Even if you're just starting out, incorporating speed intervals into your runs offers serious benefits. This could mean walking for two minutes and jogging for 30 seconds. Gradually increase your pace and the duration of your intervals, which is also proven to help decrease belly fat [24], as well as increase your overall running speed. Try this 30-minute interval workout [25] on the treadmill.

Have a Plan

No need to go at this running thing on your own! Follow a training plan to keep you on track and help you safely build up to your goal. Here are a few plans to choose from:

Don't Just Run!

If you only run, you'll risk boredom, and worse, an overuse injury. It's OK if you love running four or five times a week, but add other types of workouts to your routine. Cross-train with cycling, boxing, group fitness classes, CrossFit [31], Pilates, swimming, Zumba, or martial arts.

Add Strength Training

It's important to include strength-training moves to build muscle to make you stronger, to increase your speed, and to prevent injury. Michael Olzinski, Purple Patch endurance coach, Equinox run coach, and ultramarathoner, said some of the best strength-training moves for runners [32] are deadlifts, single leg squats, hollow holds [33], and lunges. Even just five minutes of simple moves like this outdoor bench workout [34] will help you see results in just a few weeks.

Don't Fear Hills!

Pumping up the incline whether on your treadmill or by tackling small hills will target your lower body more (hello booty!).
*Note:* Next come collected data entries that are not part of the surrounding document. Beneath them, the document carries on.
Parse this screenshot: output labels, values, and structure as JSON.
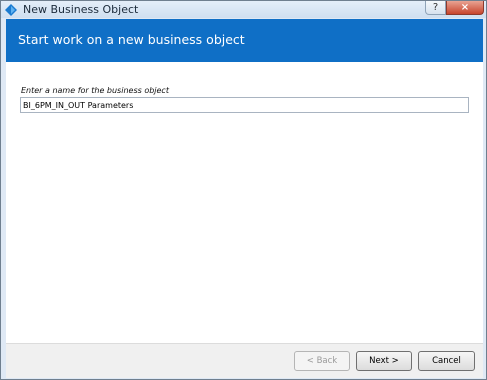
{
  "window": {
    "title": "New Business Object",
    "help_glyph": "?",
    "close_glyph": "×"
  },
  "banner": {
    "heading": "Start work on a new business object"
  },
  "form": {
    "name_label": "Enter a name for the business object",
    "name_value": "BI_6PM_IN_OUT Parameters"
  },
  "footer": {
    "back_label": "< Back",
    "next_label": "Next >",
    "cancel_label": "Cancel"
  },
  "colors": {
    "banner": "#0f6fc6",
    "close_button": "#c7442c"
  },
  "icons": {
    "app": "business-object-icon",
    "help": "help-icon",
    "close": "close-icon"
  }
}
This not only creates calorie-burning muscle mass in your butt and thighs, but it'll also help you burn more calories during your workout. Adding incline will also make hills feel easier for future workouts. Here's a "get a better butt" treadmill incline workout [35] to try.

Foam-Roll For Recovry

Keep muscles flexible with a regular stretching and foam-rolling routine. These foam-rolling exercises [37] will help loosen painful knots for all those times when a relaxing, expensive massage isn't in your schedule. Regular foam rolling can help keep overuse injuries at bay, too.

Do Some Yoga

Yoga is an amazing complement to any type of workout, but with runners' painfully tight hips and hamstrings, yoga is essential. Do these post-run yoga stretches [38] or hit up weekly yoga classes to stay limber. Think of it as stretchy cross training.

Get Inspired

Running isn't exactly the most entertaining way to spend your time, so use your headphones to keep you motivated [39]. Make a new heart-pumping playlist, download an exciting audio book that you only listen to when running, catch up on Netflix, or listen to an inspiring podcast. The time will just fly by!

There's an App For That

Downloading a running app [40] is great motivation! It's cool to be able to see your pace and distance with a quick glance at the screen, and keep track of your weekly mileage and personal records [41]. You can set goals and check back on your progress to see how far you've come.

Go Ahead and Rest

With all the running and cross-training [42] in your week, it's important to realize that rest days are key as well. Stay consistent with your new routine, but don't forget that sometimes, the best thing for your body is doing nothing at all. Keep in mind that resting can mean going for a walk or doing yoga, so you don't have to be completely inactive.